Discrepancy or disparity is not simply a question of the imposition of different sentences for the same offence. Rather, it is a question of due proportion between those sentences, that being a matter to be determined having regard to the different circumstances of the co-offenders in question and their different degrees of criminality."
[22] That the parity principle does not require precisely the same sentence for each offender was confirmed recently in Green v The Queen; Quinn v The Queen[4] where French CJ, Crennan and Kiefel JJ held:
"The sense of grievance necessary to attract appellate intervention with respect to disparate sentences is to be assessed by objective criteria. The application of the parity principle does not involve a judgment about the feelings of the person complaining of disparity. The court will refuse to intervene where disparity is justified by differences between co-offenders such as age, background, criminal history, general character and the part each has played in the relevant criminal conduct or enterprise."
[23] The learned sentencing judge referred to the differences between the applicant and Enniss which justified the disparity in their sentences. Enniss was only 20 years old, 10 years younger than the applicant. He was only sentenced for the offending on 22 November 2012 and not in respect of the other offences committed by the applicant of fraud and attempted fraud on 20 September 2012 and possession of drugs, possession of drug utensils and use of a controlled drug on 3 January 2013.
[24] Enniss' criminal history was much more limited than the applicant's extensive criminal history. While he had prior dishonesty and breach offences, Enniss had no prior convictions for violence and had only been sentenced to imprisonment once before, a four month suspended sentence, which he had been required to serve.

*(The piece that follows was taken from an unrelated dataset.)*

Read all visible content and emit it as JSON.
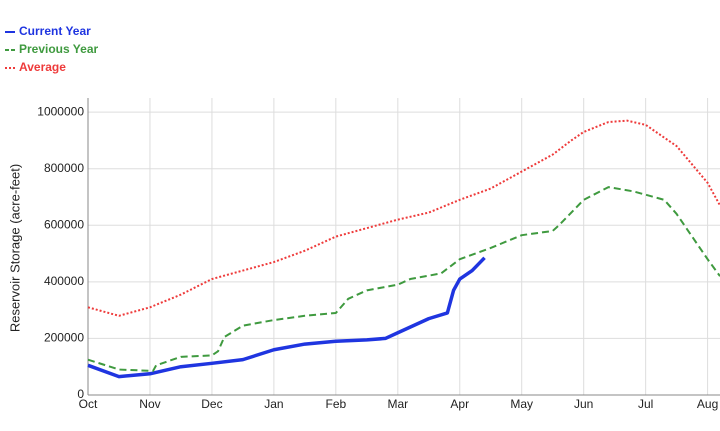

[25] In addition the respondent's counsel pointed in her submissions to further factors which justified the difference in the sentences imposed. Unlike the applicant, Enniss was not in breach of a suspended sentence or on bail when he committed the robbery. He pleaded guilty at a very early stage before the applicant's matters had proceeded through a committal hearing. He cooperated with the police by making admissions as to his involvement and was remorseful for his actions. The explanation for his becoming involved in drugs and thus committing robbery was the death of his child during labour whilst he was in custody.
[26] All of those factors justify the differences in the sentences imposed upon the applicant and his co-offender Enniss and could not therefore objectively give rise to a justifiable sense of grievance.
[27] Accordingly the application for leave to appeal against sentence should be refused.
[28] JACKSON J: I agree with the reasons for judgment of Atkinson J and the order proposed by her Honour.